Swell Angles and Wind
The best swell angles for Pipeline are anything that comes from the Pacific within the WNW-NW window.
For classic Pipe conditions, you'll need to paddle out on an 8-to-18-foot surf day. A slight west-angled swell will create more open, hollow waves.
As a rule of thumb, Pipeline works better on a medium tide. Too much sand on the reef will generate thunderous closeouts.
As for the wind, the queen of the North Shore prefers light northeast trade winds.
The Pipeline is a sensitive wave. Subtle changes in swell and wind can transform a perfect session into a painful nightmare. That said, keep your eyes open.
The Technical Approach
On a perfect tube riding day, an overhead Pipe wave will require you to master the late drop.
So, the trick is to keep a low stance, negotiate a deep bottom turn, pump for speed and lean on your inside rail for the barrel.
In some cases, there's just not enough time for the bottom turn. You'll need to angle the board as much as you can, elevator drop, and grab the rail for salvation.

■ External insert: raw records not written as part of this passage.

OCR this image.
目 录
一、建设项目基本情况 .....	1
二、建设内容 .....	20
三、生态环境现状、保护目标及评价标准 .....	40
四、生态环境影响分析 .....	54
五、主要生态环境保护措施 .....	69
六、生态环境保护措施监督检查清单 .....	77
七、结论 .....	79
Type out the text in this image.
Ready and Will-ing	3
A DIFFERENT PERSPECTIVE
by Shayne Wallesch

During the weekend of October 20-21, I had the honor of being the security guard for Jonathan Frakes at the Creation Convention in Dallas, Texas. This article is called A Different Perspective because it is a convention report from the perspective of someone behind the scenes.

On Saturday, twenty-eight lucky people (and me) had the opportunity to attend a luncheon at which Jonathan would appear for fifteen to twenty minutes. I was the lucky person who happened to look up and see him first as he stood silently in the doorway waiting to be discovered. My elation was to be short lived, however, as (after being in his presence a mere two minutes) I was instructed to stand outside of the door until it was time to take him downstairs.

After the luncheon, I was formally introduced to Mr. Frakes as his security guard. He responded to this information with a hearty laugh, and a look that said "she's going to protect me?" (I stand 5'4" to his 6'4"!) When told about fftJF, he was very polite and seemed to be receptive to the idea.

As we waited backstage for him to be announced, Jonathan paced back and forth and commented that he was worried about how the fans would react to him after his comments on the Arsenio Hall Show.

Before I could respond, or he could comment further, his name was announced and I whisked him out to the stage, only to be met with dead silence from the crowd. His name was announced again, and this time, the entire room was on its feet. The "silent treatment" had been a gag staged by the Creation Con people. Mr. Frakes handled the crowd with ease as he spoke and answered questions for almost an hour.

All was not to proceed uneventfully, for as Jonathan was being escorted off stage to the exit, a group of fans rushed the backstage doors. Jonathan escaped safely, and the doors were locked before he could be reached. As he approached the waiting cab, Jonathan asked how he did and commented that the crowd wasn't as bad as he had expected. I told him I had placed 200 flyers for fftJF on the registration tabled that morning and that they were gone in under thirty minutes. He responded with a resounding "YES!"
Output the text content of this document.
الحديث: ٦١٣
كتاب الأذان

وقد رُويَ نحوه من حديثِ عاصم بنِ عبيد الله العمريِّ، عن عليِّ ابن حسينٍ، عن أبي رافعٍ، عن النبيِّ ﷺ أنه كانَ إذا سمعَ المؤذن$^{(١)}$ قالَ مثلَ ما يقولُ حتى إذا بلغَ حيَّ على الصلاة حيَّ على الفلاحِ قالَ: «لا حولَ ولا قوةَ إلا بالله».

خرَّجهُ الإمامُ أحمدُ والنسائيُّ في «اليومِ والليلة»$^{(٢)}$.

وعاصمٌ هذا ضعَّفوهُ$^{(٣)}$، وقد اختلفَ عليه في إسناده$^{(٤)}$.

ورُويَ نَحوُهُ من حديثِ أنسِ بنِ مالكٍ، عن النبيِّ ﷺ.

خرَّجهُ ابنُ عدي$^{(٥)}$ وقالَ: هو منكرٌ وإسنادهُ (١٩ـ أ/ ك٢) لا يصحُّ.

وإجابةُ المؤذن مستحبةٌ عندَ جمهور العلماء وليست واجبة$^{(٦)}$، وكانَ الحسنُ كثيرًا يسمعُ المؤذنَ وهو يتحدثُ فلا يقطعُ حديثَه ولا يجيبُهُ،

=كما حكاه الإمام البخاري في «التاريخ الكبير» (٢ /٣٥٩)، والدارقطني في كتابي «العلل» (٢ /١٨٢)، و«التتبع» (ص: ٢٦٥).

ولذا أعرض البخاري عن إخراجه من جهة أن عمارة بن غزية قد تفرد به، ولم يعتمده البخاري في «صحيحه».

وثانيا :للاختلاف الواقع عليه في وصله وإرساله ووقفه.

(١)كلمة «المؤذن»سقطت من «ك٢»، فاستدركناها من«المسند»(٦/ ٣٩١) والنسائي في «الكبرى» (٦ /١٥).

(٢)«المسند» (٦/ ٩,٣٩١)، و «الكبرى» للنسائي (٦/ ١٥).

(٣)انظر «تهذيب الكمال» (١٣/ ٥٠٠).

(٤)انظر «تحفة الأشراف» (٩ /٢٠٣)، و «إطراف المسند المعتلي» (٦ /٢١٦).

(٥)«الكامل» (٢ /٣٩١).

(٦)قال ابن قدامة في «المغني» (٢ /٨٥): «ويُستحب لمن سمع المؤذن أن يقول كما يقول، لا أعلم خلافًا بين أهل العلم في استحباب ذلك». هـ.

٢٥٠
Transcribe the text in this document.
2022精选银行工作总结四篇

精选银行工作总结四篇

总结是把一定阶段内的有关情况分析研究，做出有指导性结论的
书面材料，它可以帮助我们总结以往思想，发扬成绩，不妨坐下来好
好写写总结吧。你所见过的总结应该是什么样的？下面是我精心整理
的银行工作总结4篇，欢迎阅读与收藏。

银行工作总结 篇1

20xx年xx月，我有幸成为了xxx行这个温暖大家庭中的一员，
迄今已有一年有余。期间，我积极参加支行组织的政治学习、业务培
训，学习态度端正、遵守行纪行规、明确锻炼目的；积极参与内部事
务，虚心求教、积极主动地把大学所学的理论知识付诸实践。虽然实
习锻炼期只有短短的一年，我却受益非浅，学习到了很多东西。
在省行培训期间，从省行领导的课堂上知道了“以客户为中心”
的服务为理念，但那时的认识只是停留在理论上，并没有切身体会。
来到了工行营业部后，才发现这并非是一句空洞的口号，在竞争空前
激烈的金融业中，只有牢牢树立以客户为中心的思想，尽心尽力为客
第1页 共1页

In other words, and make things simple, it's all about taking off fast and pulling in quickly. Whenever you pick a wave, paddle as hard as you can, commit, and don't look back.
Never take off on the lip, and try to make it to the other side.
If you fall or go over the falls, try to penetrate the water with your feet first, and cover your head with your arms for protection.
Depending on the conditions, you'll need a thick surfboard between 6'6'' and 7'8''. The goal is to get into the wave as quickly as possible.
Pipeline is a left-hand wave only. If you find yourself surfing a right-hander, then you're riding Backdoor.
Time and practice will help you surf the Pipeline. But make no mistake: you can't tame this wave. She's the one who rules your surfing, so respect the spot and spread the Aloha.
Remember that the day you decide you're ready to surf the Pipeline, you'll be putting your life at risk, and you may also hurt others in the process.
If you wipe out, hold your breath and try to stay calm.
Have you injured yourself? Call for help: surfers and lifeguards may save you from drowning.